2 cores (4 threads) and
4 cores are typical for inexpensive mid-class solutions.
4 cores (8 threads),
6 cores,
6 cores (12 threads),
8 cores - a strong mid-range.
8 cores (16 threads),
10 cores,
12 cores,
16 cores and
more are characteristic features of advanced models, including processors for servers and workstations.
At the same ti
...me, it is worth considering that the actual capabilities of the CPU are determined not only by this parameter, but also by other characteristics - primarily by series and generation / architecture (see the corresponding paragraphs). It is not uncommon for situations where a more advanced and/or new dual-core processor turns out to be more powerful than a quad-core chip from a more modest series or an earlier architecture. So it makes sense to compare CPUs by the number of cores within the same series and generation.Performance
Number of high-performance Performance Cores (or P-Cores) in Intel processors since 12th generation (Alder Lake). P-cores have support for Hyper-Threading and take on the execution of resource-intensive tasks of the first plan. Those. they are directly responsible for the performance level of the processor as a whole.
Efficient
The number of energy-efficient Efficient Cores (or E-Cores) in Intel processors since the Alder Lake generation. They are relatively small and can be added in clusters of four — on a silicon chip, such groups occupy the same area as one high-performance core. E-cores work out basic background loads.
Threads
The number of instruction streams that the processor can execute at the same time.
Initially, each physical core (see "Number of cores") was intended to execute one thread of instructions, and the number of threads corresponded to the number of cores. However, there are many processors today that support Hyper-threading or SMT (see below) and can run two threads on each core at once. In such models, the number of threads is twice the number of cores — for example, 8 threads will be indicated in a quad-core chip.
In general, a higher number of threads, other things being equal, has a positive effect on speed and efficiency, but increases the cost of the processor.
Clock speed
The number of cycles per second that the processor produces in its normal operating mode. A clock is a single electrical impulse used to process data and synchronize the processor with the rest of the computer system.
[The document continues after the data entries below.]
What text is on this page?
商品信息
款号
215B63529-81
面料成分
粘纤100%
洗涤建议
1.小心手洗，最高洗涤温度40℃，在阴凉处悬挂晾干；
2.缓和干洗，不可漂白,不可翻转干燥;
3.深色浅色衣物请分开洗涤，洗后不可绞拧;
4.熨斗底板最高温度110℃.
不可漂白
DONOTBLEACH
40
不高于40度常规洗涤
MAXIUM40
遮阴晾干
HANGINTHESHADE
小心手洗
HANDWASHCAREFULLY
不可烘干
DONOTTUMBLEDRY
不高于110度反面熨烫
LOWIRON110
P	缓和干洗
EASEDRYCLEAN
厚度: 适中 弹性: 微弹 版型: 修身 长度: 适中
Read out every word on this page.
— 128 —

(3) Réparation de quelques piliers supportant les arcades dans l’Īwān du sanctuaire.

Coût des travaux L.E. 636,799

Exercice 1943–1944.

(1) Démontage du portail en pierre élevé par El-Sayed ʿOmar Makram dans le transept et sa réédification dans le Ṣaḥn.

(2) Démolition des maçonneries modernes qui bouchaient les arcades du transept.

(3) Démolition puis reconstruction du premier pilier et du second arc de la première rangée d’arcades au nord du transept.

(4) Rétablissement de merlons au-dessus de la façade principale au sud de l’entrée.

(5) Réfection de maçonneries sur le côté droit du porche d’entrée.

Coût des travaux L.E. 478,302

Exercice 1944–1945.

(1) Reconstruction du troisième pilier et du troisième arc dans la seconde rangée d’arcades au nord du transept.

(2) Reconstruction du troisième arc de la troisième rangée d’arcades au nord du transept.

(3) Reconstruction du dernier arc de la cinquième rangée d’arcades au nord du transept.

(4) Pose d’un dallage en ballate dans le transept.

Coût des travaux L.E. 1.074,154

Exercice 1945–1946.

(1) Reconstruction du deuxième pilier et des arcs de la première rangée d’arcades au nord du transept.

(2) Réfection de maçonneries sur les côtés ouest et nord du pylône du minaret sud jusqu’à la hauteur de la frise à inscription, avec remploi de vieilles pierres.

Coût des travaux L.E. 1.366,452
Different operations may require fractions of a clock or several clocks, but anyway, the clock frequency is one of the main parameters characterizing the performance and speed of the processor — all other things being equal, a processor with a higher clock frequency will work faster and better cope with significant loads. At the same time, it should be taken into account that the actual performance of the chip is determined not only by the clock frequency, but also by a number of other characteristics — from the series and architecture (see the relevant paragraphs) to the number of cores and support for special instructions. So it makes sense to compare by clock frequency only chips with similar characteristics belonging to the same series and generation.
Performance-core Base
The base clock speed of high-performance P-cores for Intel processors on a hybrid architecture.